Sektionsredner
Professor Dr. Uwe Voigt (Bamberg) - Curriculum Vitae
Der Ort der Geisteswissenschaften in einem Modell der interdisziplinären Beziehungen
Abstract
Interdisziplinäre Beziehungen untereinander, aber auch und gerade mit den Natur- und Sozialwissenschaften sind für die Geisteswissenschaften von großer und stetig zunehmender Bedeutung. Um so mehr überrascht es, dass die Wissenschaftstheorie sowohl im Allgemeinen als auch im Hinblick auf die Geisteswissenschaften das Thema der interdisziplinären Beziehungen weitgehend außer Acht lässt. Dieses Desiderat beruht offenbar darauf, dass die Wissenschaftstheorie weithin von impliziten Modellen interdisziplinärer Beziehungen geleitet wird, die noch dazu meistens aus der Wissenschaftstheorie der Naturwissenschaften stammen. Dieser Beitrag verfolgt daher zwei Ziele:
1. In einem "Modell der Modelle" glt es, die implizit vorhandenen Modelle interdisziplinärer Beziehungen zu explizieren. Dazu dient ein Schema binärer Fragen, das aufdeckt, auf welchen grundsätzlichen Entscheidungen die vorfindbaren impliziten Modelle jeweils beruhen. Die erste Verzweigung beruht dabei auf der Frage, ob es mehr als eine Wissenschaft gibt oder nicht, und führt zu monistischen bzw. pluralen Modellen. Die pluralen Modelle gliedern sich wiederum in pluralistische Modelle, die keinen Kontakt zwischen einzelnen Wissenschaften vorsehen, und Kontakt-Modelle, denen zufolge es einen derartigen Kontakt gibt.
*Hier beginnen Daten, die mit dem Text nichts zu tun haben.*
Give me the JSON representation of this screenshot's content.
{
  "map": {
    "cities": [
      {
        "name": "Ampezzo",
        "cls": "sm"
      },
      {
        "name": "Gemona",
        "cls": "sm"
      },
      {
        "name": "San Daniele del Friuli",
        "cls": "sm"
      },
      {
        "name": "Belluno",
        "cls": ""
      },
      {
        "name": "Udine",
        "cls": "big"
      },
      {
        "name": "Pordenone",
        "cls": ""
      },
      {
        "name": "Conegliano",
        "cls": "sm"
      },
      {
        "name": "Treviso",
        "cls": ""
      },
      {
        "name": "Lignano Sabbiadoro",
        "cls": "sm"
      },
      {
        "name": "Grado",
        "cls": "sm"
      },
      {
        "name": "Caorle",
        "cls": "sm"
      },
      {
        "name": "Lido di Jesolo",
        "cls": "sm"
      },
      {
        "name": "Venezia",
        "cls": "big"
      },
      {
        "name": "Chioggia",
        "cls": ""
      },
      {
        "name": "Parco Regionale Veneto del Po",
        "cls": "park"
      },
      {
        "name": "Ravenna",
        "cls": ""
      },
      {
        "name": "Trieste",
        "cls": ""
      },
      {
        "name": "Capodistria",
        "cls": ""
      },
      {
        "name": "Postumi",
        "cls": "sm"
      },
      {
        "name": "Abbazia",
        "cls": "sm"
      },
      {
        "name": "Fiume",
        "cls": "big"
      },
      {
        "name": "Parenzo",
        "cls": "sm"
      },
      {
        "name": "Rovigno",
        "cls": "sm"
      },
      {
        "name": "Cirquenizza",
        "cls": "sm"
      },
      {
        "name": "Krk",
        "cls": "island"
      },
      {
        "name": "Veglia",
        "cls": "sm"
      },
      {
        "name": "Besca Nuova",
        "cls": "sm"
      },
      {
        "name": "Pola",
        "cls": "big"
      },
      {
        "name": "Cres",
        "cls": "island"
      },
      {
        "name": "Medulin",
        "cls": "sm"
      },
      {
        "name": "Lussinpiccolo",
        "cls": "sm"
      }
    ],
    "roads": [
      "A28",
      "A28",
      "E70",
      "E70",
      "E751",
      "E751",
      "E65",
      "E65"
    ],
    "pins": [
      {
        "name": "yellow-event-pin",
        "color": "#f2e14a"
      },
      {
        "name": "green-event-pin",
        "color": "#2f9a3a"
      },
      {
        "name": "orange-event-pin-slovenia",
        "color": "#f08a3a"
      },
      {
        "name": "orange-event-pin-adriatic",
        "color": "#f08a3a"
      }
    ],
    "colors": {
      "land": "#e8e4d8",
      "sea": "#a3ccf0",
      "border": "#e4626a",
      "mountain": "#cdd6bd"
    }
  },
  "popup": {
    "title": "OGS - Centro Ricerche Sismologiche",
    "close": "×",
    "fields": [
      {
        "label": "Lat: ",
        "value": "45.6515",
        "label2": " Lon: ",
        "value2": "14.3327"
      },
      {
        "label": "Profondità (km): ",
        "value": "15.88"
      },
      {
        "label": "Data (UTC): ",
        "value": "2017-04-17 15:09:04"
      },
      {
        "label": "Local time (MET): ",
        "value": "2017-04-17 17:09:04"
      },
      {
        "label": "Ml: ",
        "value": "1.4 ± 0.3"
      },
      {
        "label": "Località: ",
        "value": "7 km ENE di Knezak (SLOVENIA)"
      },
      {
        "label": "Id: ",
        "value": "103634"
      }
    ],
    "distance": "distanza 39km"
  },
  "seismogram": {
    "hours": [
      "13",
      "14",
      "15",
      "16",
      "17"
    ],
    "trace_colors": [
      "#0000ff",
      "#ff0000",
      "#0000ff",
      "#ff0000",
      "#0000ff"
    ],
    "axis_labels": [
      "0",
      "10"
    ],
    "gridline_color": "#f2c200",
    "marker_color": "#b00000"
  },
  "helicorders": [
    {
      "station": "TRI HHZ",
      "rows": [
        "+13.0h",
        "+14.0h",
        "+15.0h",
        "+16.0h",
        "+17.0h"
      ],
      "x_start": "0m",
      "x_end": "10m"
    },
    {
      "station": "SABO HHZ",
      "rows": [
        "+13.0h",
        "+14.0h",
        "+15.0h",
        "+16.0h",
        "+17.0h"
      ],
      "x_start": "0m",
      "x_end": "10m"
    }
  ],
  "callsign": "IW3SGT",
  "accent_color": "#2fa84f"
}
Die Kontakt-Modelle lassen sich weiter im Hinblick darauf differenzieren, ob der Kontakt durch gemeinsame Methode, gemeinsamen Gegenstandsbereich oder wechselseitige Kooperation gestiftet wird.
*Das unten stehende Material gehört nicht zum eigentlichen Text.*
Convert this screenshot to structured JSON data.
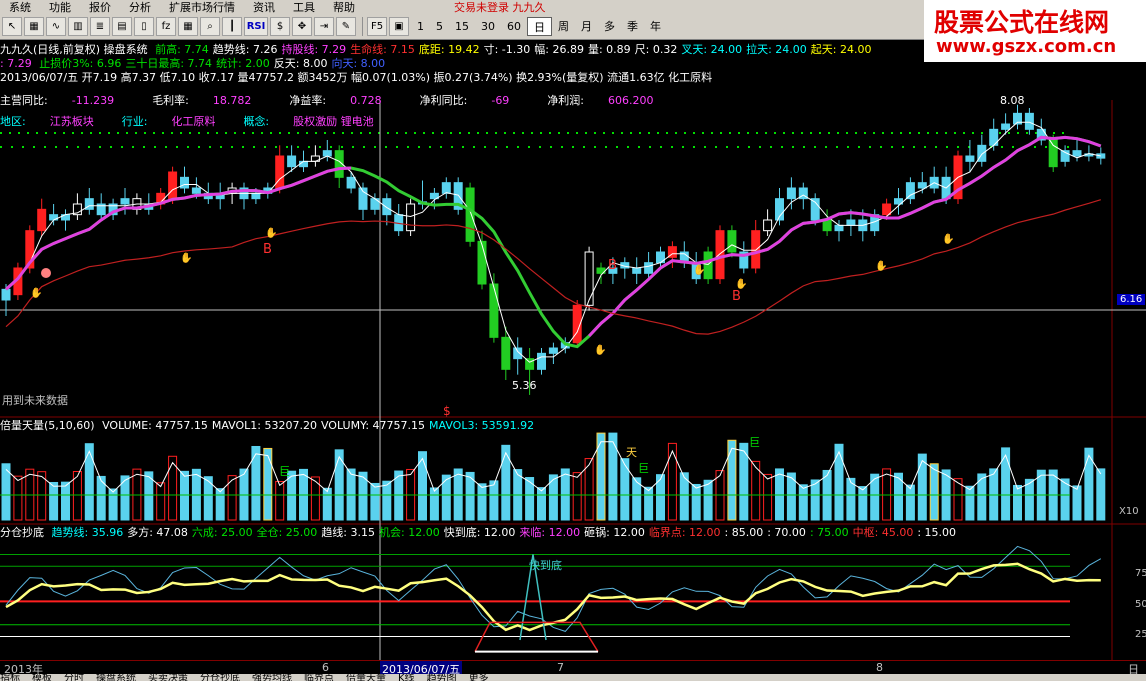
{
  "menu": [
    "系统",
    "功能",
    "报价",
    "分析",
    "扩展市场行情",
    "资讯",
    "工具",
    "帮助"
  ],
  "status": "交易未登录  九九久",
  "logo": {
    "line1": "股票公式在线网",
    "line2": "www.gszx.com.cn"
  },
  "toolbar": {
    "rsi": "RSI",
    "periods": [
      "1",
      "5",
      "15",
      "30",
      "60",
      "日",
      "周",
      "月",
      "多",
      "季",
      "年"
    ],
    "active_period": "日"
  },
  "info1": {
    "name": "九九久(日线,前复权) 操盘系统",
    "items": [
      {
        "label": "前高:",
        "value": "7.74",
        "c": "grn"
      },
      {
        "label": "趋势线:",
        "value": "7.26",
        "c": "wht"
      },
      {
        "label": "持股线:",
        "value": "7.29",
        "c": "mag"
      },
      {
        "label": "生命线:",
        "value": "7.15",
        "c": "red"
      },
      {
        "label": "底距:",
        "value": "19.42",
        "c": "yel"
      },
      {
        "label": "寸:",
        "value": "-1.30",
        "c": "wht"
      },
      {
        "label": "幅:",
        "value": "26.89",
        "c": "wht"
      },
      {
        "label": "量:",
        "value": "0.89",
        "c": "wht"
      },
      {
        "label": "尺:",
        "value": "0.32",
        "c": "wht"
      },
      {
        "label": "叉天:",
        "value": "24.00",
        "c": "cyn"
      },
      {
        "label": "拉天:",
        "value": "24.00",
        "c": "cyn"
      },
      {
        "label": "起天:",
        "value": "24.00",
        "c": "yel"
      }
    ]
  },
  "info2": {
    "lead": ": 7.29",
    "items": [
      {
        "label": "止损价3%:",
        "value": "6.96",
        "c": "grn"
      },
      {
        "label": "三十日最高:",
        "value": "7.74",
        "c": "grn"
      },
      {
        "label": "统计:",
        "value": "2.00",
        "c": "grn"
      },
      {
        "label": "反天:",
        "value": "8.00",
        "c": "wht"
      },
      {
        "label": "向天:",
        "value": "8.00",
        "c": "blu"
      }
    ]
  },
  "info3": "2013/06/07/五 开7.19 高7.37 低7.10 收7.17 量47757.2 额3452万 幅0.07(1.03%) 振0.27(3.74%) 换2.93%(量复权) 流通1.63亿 化工原料",
  "fund1": [
    {
      "label": "主营同比:",
      "value": "-11.239"
    },
    {
      "label": "毛利率:",
      "value": "18.782"
    },
    {
      "label": "净益率:",
      "value": "0.728"
    },
    {
      "label": "净利同比:",
      "value": "-69"
    },
    {
      "label": "净利润:",
      "value": "606.200"
    }
  ],
  "fund2": [
    {
      "label": "地区:",
      "value": "江苏板块"
    },
    {
      "label": "行业:",
      "value": "化工原料"
    },
    {
      "label": "概念:",
      "value": "股权激励 锂电池"
    }
  ],
  "chart_labels": {
    "high": "8.08",
    "low": "5.36",
    "future": "用到未来数据",
    "price_tag": "6.16",
    "s": "$"
  },
  "volume_header": {
    "name": "倍量天量(5,10,60)",
    "items": [
      {
        "label": "VOLUME:",
        "value": "47757.15",
        "c": "wht"
      },
      {
        "label": "MAVOL1:",
        "value": "53207.20",
        "c": "wht"
      },
      {
        "label": "VOLUMY:",
        "value": "47757.15",
        "c": "wht"
      },
      {
        "label": "MAVOL3:",
        "value": "53591.92",
        "c": "cyn"
      }
    ],
    "tags": {
      "ju": "巨",
      "tian": "天"
    },
    "unit": "X10"
  },
  "ind_header": {
    "name": "分仓抄底",
    "items": [
      {
        "label": "趋势线:",
        "value": "35.96",
        "c": "cyn"
      },
      {
        "label": "多方:",
        "value": "47.08",
        "c": "wht"
      },
      {
        "label": "六成:",
        "value": "25.00",
        "c": "grn"
      },
      {
        "label": "全仓:",
        "value": "25.00",
        "c": "grn"
      },
      {
        "label": "趋线:",
        "value": "3.15",
        "c": "wht"
      },
      {
        "label": "机会:",
        "value": "12.00",
        "c": "grn"
      },
      {
        "label": "快到底:",
        "value": "12.00",
        "c": "wht"
      },
      {
        "label": "来临:",
        "value": "12.00",
        "c": "mag"
      },
      {
        "label": "砸锅:",
        "value": "12.00",
        "c": "wht"
      },
      {
        "label": "临界点:",
        "value": "12.00",
        "c": "red"
      },
      {
        "label": ":",
        "value": "85.00",
        "c": "wht"
      },
      {
        "label": ":",
        "value": "70.00",
        "c": "wht"
      },
      {
        "label": ":",
        "value": "75.00",
        "c": "grn"
      },
      {
        "label": "中枢:",
        "value": "45.00",
        "c": "red"
      },
      {
        "label": ":",
        "value": "15.00",
        "c": "wht"
      }
    ],
    "tag": "快到底",
    "levels": [
      "75",
      "50",
      "25"
    ]
  },
  "axis": {
    "year": "2013年",
    "m6": "6",
    "cursor": "2013/06/07/五",
    "m7": "7",
    "m8": "8",
    "corner": "日线"
  },
  "tabs": [
    "指标",
    "模板",
    "分时",
    "操盘系统",
    "买卖决策",
    "分仓抄底",
    "强势均线",
    "临界点",
    "倍量天量",
    "K线",
    "趋势图",
    "更多"
  ]
}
2. Von den Geisteswissenschaften her sind die aufgefundenen Modelle zu evaluieren. Dabei stellt es sich heraus, dass die monistischen Modelle weitgehend ein Erbe der klassischen Wissenschaftstheorie der Naturwissenschaften sind, in dem sich die Geisteswissenschaften kaum wiederfinden können. Bei den pluralistischen Modellen handelt es sich um eine alte, aber unter dem Druck aktueller Theoriedynamik zunehmend nicht mehr haltbare Abgrenzungsstrategie der Geisteswissenschaften. Bei den Kontakt-Modellen empfiehlt sich schließlich das Kooperations-Kontakt-Modell als dasjenige, das den Geisteswissenschaften am ehesten angemessen ist.
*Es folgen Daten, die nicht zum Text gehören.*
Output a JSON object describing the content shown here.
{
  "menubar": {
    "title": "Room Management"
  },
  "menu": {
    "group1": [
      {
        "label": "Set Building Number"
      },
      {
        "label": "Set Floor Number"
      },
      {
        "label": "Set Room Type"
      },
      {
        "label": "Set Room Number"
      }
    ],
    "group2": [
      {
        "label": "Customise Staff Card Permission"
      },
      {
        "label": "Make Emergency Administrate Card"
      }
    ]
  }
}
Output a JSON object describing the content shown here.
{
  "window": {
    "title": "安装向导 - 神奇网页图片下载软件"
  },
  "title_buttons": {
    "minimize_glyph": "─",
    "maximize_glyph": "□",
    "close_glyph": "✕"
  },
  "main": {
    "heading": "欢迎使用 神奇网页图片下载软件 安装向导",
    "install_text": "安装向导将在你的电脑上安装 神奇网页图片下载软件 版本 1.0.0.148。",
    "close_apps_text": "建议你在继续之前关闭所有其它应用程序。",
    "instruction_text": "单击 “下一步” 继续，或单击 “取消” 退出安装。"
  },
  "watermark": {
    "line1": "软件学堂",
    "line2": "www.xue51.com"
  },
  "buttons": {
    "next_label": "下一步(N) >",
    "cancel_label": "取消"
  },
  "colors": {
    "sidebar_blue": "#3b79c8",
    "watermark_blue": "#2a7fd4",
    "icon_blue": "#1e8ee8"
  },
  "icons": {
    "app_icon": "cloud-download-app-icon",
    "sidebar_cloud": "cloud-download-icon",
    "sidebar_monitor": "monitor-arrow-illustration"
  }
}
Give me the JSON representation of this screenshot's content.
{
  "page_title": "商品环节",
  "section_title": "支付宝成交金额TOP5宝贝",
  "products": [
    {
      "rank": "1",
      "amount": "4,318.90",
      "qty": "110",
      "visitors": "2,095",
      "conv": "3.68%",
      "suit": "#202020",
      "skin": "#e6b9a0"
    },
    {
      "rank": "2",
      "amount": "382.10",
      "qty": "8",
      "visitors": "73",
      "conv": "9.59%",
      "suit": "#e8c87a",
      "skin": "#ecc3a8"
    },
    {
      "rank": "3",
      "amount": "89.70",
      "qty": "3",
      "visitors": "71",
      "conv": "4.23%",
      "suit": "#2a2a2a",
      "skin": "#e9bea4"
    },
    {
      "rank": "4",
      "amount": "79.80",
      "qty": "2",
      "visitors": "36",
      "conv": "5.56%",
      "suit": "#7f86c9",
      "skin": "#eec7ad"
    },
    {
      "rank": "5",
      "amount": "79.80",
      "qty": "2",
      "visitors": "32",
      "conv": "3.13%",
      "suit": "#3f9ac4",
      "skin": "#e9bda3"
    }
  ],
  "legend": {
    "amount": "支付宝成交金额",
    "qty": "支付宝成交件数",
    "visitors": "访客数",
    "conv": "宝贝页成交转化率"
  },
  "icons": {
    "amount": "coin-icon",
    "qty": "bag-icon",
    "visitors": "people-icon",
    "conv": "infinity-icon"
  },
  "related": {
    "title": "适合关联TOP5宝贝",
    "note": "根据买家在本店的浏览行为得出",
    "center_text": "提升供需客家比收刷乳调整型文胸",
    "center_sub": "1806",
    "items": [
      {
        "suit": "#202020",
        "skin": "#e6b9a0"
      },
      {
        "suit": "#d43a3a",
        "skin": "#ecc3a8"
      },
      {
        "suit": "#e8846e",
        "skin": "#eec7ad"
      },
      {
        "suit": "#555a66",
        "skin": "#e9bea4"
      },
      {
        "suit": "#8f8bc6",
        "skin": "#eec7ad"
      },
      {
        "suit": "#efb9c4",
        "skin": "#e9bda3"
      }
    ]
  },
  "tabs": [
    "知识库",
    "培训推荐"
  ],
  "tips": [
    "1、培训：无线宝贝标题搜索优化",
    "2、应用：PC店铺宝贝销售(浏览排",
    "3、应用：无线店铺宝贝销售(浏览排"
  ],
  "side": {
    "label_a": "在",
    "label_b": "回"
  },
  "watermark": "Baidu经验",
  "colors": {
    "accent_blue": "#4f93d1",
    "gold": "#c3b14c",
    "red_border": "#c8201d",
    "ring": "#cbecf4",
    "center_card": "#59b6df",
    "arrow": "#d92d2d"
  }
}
Dieses Ergebnis wirft auch Licht auf die Natur der Geisteswissenschaften als Kooperations-Wissenschaften.
Curriculum Vitae von Professor Dr. Uwe Voigt
- Bis 1985: Philosophie, Theologie, Psychologie (Bamberg, Innsbruck). Abschluss: Dipl.Theol.
- 1996: Das Geschichtsverständnis des Johann Amos Comenius in Via lucis als kreative Syntheseleistung. Vom Konflikt der Extreme zur Kooperation der Kulturen (Bamberg)
- 2007: Moderne Informationsbegriffe und aristotelische Seelenlehre: Ein aktuelles Problem und ein antikes Lösungsangebot (Bamberg)
- Otto-Friedrich-Universität Bamberg
- Antike, mittelalterliche und frühneuzeitliche Philosophie
- Philosophie des Geistes und der Psychologie
- Interkulturelle Philosophie
- 1993 - 2007: Wiss. Mitarbeiter bzw. Assistent am Lehrstuhl für Philosophie I der Univesität Bamberg
- 2007 - ?: Vertreter des Lehrstuhls für Philosophie I der Universität Bamberg
- Das Geschichtsverständnis des Johann Amos Comenius in Via lucis als kreative Syntheseleistung. Vom Konflikt der Extreme zur Kooperation der Kulturen, Frankfurt am Main u.a. 1996
- (als Mithg.) Die Menschenrechte im interkulturellen Dialog, Frankfurt am Main u.a. 1998
- Moderne Informationsbegriffe und aristotelische Seelenlehre: Ein aktuelles Problem und ein antikes Lösungsangebot, Würzburg 2008 (im Erscheinen)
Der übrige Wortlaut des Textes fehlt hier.